Over the past several years, I’ve become part of a very special community, quite literally. I’m still finding my way, but I’m learning the ropes of being a Special Needs parent.
As I talk to others, mainly therapists, doctors and teachers, I’ve come to realize just how lucky I am to be part of this community in the Seattle area at this point in time. There are so many resources available here, and most importantly, funding.
When we lived in California, there was so little knowledge and the limited testing we could get our doctor to refer us to, we paid for out of pocket. It wasn’t until we moved to Seattle and took advantage of Applecare Health, that pursuing a diagnosis became possible. We’d never have been able to afford it otherwise.
Once we jumped through those hoops, we were able to get into therapy, get medications we needed, and see our doctors as often as needed. I actually have a bad habit of forgetting to schedule routine dental and well child checkups because we’re at the Seattle Children’s Autism Center so often, I forget he has other doctors.
We were sitting in the lobby for our third appointment of the week, second of the day, when my son’s social skill’s class instructor stopped by to chat. I asked what she was doing, because the social skills class was such a good program, and she mentioned ABA.
ABA was only recently required for insurance to cover, and all the providers are booked solid. Even so, she was excited to share about the new early intervention programs she and others were helping to create. Though I’m saddened we didn’t have access to these programs when my little boy was small, I’m so happy that others will. Early intervention is essential.
All the programs we have my little boy in at age eight have been life savers. I can’t imagine where he would be without them.
We moved on to talk about resources and curriculum they are using, and I brought up how much I love the SuperFlex books my son’s OT therapist has been reading to him. Because they’re part of an educational curriculum, they’re expensive and hard to get for parents like myself and schools with over stretched budgets.
She asked if I’d applied for Ben’s Fund. I’d heard of it, but didn’t think we’d qualify. We don’t qualify for Social Security or DDA. I also tend to think we don’t deserve much of the assistance we get because my son is so very smart and functional. (See my previous post on Parental Guilt)
Our doctor came out at that time and jumped into the conversation. So we are now applying for Ben’s Fund.
My son doesn’t need a lot of resources, but we do need special things for him, such as a Lycra blanket that literally wraps around his bed and gives him sensory input. We purchased a swing and trampoline to help with his sensory issues, and I went through an endless number of Chewigem necklaces before I started making my own with food grade tubing and laces.
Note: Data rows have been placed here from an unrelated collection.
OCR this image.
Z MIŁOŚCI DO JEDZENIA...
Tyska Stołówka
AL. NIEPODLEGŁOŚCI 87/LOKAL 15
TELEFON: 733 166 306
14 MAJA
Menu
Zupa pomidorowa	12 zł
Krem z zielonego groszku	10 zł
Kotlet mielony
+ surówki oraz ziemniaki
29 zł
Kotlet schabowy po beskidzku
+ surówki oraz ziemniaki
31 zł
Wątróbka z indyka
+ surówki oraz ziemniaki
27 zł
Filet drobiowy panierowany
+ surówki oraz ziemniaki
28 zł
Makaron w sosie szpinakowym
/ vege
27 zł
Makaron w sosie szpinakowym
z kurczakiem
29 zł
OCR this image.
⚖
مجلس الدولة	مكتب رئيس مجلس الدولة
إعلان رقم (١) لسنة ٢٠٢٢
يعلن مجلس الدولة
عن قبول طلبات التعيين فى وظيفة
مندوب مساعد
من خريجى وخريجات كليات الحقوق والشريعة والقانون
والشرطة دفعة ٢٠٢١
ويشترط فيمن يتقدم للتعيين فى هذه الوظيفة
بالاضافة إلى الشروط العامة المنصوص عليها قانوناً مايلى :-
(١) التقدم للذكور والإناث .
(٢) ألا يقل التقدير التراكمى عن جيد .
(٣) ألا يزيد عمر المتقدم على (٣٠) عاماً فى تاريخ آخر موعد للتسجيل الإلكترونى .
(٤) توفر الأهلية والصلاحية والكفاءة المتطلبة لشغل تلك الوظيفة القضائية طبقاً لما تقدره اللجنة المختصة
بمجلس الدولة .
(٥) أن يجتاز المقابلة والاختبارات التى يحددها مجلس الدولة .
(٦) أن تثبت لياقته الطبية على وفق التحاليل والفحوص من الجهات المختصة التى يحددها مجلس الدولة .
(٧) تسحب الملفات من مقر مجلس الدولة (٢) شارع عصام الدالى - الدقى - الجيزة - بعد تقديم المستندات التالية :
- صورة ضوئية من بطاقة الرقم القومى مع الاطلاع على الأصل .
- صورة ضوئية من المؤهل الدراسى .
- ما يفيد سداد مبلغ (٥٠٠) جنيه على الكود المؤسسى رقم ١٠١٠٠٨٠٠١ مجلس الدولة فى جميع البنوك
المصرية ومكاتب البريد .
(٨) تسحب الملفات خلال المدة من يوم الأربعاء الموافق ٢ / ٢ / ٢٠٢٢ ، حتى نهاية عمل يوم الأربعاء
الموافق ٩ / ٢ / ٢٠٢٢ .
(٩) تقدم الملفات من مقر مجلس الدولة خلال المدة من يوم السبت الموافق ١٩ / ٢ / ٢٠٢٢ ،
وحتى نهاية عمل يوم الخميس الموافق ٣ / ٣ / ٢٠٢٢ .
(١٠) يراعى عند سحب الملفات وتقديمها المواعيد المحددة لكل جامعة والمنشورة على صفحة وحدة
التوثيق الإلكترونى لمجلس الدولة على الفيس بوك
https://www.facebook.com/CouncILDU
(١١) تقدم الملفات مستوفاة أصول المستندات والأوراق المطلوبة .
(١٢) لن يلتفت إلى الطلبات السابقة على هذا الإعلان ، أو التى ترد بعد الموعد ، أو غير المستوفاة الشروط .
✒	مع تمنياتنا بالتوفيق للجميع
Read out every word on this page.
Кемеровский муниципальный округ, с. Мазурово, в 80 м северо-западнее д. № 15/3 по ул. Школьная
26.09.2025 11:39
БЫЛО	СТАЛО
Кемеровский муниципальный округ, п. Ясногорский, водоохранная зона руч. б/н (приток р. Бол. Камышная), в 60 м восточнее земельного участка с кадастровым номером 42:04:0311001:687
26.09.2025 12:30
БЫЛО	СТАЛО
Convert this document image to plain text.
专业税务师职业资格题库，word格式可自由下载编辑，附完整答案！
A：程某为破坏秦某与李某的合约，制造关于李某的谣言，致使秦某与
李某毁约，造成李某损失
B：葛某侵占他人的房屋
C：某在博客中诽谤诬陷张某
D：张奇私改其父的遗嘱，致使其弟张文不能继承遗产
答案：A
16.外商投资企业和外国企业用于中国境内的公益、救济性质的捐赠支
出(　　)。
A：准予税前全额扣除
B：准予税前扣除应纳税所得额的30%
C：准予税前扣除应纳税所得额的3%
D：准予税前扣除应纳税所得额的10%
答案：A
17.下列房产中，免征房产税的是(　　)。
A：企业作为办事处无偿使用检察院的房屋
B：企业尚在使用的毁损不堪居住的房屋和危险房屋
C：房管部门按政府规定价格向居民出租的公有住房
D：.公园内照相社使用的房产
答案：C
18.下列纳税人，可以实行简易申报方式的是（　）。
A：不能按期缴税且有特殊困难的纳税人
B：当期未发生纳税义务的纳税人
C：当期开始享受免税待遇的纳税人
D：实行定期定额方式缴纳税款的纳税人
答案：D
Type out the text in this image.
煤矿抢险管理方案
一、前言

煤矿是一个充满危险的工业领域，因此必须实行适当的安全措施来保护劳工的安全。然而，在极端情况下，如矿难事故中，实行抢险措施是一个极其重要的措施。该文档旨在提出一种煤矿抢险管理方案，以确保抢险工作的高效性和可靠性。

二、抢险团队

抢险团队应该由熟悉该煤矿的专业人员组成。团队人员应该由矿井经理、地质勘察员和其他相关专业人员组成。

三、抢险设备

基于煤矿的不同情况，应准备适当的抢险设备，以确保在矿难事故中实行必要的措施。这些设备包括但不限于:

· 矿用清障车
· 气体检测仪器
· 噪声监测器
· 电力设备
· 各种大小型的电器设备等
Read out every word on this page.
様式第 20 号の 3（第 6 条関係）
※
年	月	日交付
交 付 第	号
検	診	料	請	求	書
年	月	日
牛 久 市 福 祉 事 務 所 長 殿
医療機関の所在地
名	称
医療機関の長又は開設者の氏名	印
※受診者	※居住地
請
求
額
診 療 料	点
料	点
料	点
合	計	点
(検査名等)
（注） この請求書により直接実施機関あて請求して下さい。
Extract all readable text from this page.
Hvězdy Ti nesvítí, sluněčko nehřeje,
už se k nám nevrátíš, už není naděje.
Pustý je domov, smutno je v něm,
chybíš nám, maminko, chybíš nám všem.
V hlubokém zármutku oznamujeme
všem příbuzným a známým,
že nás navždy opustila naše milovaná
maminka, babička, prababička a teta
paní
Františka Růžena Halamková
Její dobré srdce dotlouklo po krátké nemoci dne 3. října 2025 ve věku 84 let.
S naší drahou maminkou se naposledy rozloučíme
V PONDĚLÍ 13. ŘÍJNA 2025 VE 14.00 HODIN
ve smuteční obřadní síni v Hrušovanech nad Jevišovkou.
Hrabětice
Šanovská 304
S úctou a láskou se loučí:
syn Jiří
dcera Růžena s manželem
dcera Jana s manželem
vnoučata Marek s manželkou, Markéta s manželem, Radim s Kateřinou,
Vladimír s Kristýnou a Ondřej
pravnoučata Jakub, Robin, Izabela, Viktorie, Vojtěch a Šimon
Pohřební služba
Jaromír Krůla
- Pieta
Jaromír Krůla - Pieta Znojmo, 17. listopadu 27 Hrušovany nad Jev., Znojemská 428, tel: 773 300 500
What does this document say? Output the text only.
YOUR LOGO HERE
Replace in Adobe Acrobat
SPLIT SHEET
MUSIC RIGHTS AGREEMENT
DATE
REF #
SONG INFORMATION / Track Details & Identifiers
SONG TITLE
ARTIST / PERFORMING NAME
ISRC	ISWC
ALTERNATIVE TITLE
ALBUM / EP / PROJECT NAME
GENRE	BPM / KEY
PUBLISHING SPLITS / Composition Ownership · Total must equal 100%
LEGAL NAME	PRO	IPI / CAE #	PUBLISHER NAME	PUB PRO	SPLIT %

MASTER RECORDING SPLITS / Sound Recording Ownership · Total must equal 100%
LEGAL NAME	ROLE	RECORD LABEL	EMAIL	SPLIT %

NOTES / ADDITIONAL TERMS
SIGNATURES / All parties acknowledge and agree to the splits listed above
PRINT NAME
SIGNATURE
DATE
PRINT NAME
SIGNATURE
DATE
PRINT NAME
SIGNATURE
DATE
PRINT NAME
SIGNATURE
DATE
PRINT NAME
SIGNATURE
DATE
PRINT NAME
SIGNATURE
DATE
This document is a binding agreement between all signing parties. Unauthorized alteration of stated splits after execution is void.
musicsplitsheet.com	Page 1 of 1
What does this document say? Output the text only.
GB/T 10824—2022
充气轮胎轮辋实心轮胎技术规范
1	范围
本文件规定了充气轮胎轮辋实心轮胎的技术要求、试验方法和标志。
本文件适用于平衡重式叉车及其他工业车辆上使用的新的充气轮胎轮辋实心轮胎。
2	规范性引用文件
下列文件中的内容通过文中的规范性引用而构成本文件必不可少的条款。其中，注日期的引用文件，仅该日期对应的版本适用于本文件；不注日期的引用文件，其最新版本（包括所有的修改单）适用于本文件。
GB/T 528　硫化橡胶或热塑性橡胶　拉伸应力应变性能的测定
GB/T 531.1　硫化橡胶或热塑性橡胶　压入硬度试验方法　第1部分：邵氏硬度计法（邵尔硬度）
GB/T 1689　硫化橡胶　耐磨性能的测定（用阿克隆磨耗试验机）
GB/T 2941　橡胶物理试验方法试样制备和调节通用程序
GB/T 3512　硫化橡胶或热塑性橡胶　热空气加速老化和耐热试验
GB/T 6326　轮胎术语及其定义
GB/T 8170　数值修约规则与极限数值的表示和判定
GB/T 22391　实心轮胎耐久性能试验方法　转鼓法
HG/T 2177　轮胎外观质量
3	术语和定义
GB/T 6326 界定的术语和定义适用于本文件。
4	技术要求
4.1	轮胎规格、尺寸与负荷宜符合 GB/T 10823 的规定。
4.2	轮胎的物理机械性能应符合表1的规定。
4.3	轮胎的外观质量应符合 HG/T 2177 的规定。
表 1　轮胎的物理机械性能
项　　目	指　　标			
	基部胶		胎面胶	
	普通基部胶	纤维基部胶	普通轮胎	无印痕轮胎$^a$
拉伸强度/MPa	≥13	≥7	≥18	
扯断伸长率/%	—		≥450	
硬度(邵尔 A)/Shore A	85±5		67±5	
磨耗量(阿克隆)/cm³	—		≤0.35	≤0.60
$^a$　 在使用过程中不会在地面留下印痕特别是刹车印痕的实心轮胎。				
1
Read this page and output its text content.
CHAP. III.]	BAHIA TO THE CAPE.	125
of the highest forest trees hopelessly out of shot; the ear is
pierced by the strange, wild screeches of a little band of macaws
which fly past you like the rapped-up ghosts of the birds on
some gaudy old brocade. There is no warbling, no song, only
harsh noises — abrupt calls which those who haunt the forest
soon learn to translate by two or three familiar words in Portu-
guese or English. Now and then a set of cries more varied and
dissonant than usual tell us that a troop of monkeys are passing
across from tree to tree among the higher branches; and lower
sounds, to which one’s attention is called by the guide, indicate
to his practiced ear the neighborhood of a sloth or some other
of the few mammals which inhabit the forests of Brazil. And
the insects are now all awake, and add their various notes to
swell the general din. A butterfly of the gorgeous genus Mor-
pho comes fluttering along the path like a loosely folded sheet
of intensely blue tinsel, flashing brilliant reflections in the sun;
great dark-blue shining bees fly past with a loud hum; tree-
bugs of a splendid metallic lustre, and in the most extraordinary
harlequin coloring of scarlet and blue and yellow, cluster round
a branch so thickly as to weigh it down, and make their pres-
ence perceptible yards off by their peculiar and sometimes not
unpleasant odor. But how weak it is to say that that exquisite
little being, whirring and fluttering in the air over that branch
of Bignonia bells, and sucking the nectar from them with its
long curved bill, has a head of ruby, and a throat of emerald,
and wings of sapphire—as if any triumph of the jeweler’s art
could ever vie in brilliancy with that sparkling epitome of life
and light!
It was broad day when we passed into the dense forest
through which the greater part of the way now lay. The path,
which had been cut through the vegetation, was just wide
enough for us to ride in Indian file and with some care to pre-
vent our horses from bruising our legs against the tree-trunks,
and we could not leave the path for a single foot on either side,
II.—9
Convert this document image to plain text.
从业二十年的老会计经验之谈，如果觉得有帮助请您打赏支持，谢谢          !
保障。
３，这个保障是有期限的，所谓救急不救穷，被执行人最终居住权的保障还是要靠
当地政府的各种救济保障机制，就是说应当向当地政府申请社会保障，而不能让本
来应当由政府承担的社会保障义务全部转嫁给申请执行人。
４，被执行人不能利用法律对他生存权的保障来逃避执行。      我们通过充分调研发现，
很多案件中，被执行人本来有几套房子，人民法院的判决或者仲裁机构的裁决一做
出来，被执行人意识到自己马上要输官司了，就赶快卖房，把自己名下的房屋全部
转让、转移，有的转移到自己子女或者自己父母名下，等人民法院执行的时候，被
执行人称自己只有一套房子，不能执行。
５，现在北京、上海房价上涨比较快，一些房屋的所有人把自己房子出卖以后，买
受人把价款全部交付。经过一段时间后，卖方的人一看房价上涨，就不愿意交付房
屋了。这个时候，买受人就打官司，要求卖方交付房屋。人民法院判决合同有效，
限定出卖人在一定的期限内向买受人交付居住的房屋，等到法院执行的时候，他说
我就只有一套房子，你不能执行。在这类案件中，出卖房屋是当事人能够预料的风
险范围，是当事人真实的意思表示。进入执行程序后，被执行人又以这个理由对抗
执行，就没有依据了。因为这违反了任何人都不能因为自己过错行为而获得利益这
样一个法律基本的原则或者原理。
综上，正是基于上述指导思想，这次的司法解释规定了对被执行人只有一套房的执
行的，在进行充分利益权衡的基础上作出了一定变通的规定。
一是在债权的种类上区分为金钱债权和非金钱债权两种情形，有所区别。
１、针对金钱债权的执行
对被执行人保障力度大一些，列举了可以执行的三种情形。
We recently got him a little digital spell checker, the old fashioned kind from the 90s, to help him with his aversion to writing. We had to get him something separate from his phone so he wouldn’t be tempted by the distraction of all the other goodies on his hand-me-down iPhone. (Which I still haven’t figured out how to set the sort of child locks and timers on that I would like to)
We got him a cheap spelling device, though there is a more kid friendly version that costs a good deal more. It helps him, so of course, I’d like to get him one to use at school, but we have to prioritize. I got him the Lycra sheet instead.
We’d also like to get him a weighted blanket, a new swing, sound canceling headphones for when he’s over stimulated, among many, many other things that would help him adapt. Though every child costs money, a special needs child definitely needs things above and beyond.
These things add up. So, of course, I’m happily making up my wishlist for Ben’s Fund.
And while I am so excited for all the ways in which this will help us, I am also very thankful that this grant is available to other people who have children with special needs.
So thank you, everyone in the state of Washington who has pushed for better funding for health care and special needs. Thank you to all those who generously donate to special programs. Those of us who need these programs are so very thankful.